25947591 6486898 32434489


In [None]:
from scipy.sparse import issparse

print(type(train), train.getformat())
print(type(test), test.getformat())

In [9]:
# LightFM 모델 학습

from lightfm.evaluation import auc_score

model = LightFM(
    no_components=50,
    loss='warp',
    learning_rate=0.03,
    item_alpha=1e-6,
    user_alpha=1e-6
)

model.fit(train, epochs=5, num_threads=1)

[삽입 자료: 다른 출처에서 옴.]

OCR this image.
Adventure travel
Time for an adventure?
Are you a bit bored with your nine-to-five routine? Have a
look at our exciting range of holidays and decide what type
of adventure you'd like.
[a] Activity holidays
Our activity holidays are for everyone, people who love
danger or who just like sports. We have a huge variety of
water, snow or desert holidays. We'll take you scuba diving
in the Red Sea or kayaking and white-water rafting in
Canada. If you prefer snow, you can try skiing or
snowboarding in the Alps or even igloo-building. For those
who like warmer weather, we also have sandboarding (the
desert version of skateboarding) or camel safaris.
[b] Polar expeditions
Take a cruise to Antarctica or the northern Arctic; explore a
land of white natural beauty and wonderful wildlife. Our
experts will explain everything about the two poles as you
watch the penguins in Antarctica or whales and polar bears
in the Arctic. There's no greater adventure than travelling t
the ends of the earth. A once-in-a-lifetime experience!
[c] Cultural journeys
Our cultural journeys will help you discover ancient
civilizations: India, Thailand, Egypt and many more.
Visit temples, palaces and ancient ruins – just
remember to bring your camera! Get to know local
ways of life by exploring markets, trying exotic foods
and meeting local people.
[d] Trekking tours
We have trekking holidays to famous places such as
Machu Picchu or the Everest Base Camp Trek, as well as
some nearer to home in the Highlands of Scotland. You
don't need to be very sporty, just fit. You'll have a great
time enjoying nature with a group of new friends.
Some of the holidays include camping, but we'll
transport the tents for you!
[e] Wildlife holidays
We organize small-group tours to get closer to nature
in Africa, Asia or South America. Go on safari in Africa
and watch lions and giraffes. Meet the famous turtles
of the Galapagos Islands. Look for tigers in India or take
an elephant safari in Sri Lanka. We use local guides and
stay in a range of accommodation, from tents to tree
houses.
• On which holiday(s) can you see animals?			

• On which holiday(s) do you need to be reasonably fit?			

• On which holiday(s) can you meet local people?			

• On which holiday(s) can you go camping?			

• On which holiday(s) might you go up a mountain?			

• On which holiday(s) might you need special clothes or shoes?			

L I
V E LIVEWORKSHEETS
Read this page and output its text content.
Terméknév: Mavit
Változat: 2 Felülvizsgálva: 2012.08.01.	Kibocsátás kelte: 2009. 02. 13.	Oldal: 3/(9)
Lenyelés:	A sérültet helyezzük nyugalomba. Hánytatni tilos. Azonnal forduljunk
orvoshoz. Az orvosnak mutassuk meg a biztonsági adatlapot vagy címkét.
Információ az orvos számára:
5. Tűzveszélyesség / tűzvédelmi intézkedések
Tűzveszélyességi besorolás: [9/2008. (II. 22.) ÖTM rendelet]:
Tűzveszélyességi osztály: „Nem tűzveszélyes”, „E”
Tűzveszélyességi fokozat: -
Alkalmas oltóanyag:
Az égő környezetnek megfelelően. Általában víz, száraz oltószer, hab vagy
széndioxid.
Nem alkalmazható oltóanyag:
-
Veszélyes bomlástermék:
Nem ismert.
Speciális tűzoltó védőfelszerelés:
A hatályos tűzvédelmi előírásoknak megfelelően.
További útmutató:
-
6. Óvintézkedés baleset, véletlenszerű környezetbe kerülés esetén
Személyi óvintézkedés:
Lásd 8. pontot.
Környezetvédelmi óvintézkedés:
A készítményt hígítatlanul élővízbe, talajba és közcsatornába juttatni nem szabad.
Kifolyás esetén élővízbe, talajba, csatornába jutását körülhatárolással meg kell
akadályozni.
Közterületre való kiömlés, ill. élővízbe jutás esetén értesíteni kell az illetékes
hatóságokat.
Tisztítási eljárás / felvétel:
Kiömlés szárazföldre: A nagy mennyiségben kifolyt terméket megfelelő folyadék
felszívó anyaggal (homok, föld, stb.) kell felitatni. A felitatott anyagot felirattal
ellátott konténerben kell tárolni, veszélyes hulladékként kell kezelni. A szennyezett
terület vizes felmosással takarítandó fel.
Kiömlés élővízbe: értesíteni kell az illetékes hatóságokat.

sample_users = np.random.choice(train.shape[0], size=100, replace=False)
score = auc_score(model, test, user_ids=sample_users, num_threads=1).mean()
print(f"AUC (100 users): {score:.4f}")

: 

In [None]:
from numpy import dot
from numpy.linalg import norm

target_product_name = "Coca Cola Classic"  # 예시

target_product_id = products[products['product_name'] == target_product_name]['product_id'].values[0]
target_encoded_id = item_encoder.transform([target_product_id])[0]

target_vec = model.item_embeddings[target_encoded_id]

all_item_vecs = model.item_embeddings
cos_sim = all_item_vecs @ target_vec / (norm(all_item_vecs, axis=1) * norm(target_vec))

top_sim_items = np.argsort(-cos_sim)[:10]
recommended_product_ids = item_encoder.inverse_transform(top_sim_items)

products[products['product_id'].isin(recommended_product_ids)][['product_id', 'product_name']]